Comment la mise en œuvre de ce projet va-t-elle se faire ?
Mariane Frenay : L’enjeu du projet, c’est de faire changer la conception des enseignants. Plutôt que de passer beaucoup de temps et d’énergie pour adapter leur cours et leurs supports à tel ou tel cas particulier, concevoir en amont un cours à la portée universelle fait que l’enseignant y gagne car il ou elle ne doit pas réadapter son cours et son matériel à chaque nouvelle situation. Et les étudiants aussi car tout un chacun peut trouver ce qui s’adapte le mieux à sa situation de vie, en échappant, de surcroît, à la stigmatisation.

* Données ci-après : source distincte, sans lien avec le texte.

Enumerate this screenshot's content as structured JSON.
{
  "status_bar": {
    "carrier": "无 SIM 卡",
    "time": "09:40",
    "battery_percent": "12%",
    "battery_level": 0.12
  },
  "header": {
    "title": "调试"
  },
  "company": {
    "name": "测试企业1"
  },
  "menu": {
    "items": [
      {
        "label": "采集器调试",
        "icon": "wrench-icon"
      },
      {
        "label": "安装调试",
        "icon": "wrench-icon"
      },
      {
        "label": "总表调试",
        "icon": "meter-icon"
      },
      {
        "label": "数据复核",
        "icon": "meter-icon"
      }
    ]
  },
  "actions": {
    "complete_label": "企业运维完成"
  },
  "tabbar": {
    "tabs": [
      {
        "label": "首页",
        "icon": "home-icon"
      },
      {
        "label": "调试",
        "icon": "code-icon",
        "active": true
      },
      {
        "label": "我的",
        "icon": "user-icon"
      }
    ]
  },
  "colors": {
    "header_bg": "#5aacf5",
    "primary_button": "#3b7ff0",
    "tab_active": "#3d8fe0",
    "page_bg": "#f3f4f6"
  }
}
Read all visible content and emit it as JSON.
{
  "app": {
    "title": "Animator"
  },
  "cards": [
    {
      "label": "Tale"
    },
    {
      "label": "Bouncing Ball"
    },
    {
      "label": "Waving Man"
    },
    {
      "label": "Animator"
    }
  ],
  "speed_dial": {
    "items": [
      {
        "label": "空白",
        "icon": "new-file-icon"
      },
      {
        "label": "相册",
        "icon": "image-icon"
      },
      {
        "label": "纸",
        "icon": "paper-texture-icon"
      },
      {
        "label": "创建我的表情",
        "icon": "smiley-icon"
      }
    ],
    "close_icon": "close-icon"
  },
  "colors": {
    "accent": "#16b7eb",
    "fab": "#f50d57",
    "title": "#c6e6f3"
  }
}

Emilie Collette : Un projet pilote mené sur trois cours s’est étendu de 2021 à 2024. Il s’agit maintenant de passer à l’échelle de l’université entière. Les équipes enseignantes ont besoin d’accompagnement pour prendre conscience de la diversité des besoins de la population étudiante et pour mettre en œuvre de nouvelles pratiques. Cela se fait par de la création de matériel, des modules de formation et du coaching. Via ce projet, la recherche se poursuit pour mieux comprendre les freins qu’ont les enseignants, mais aussi pour identifier les leviers qui favorisent les changements de pratiques et, bien sûr, évaluer l’efficacité de ces pratiques.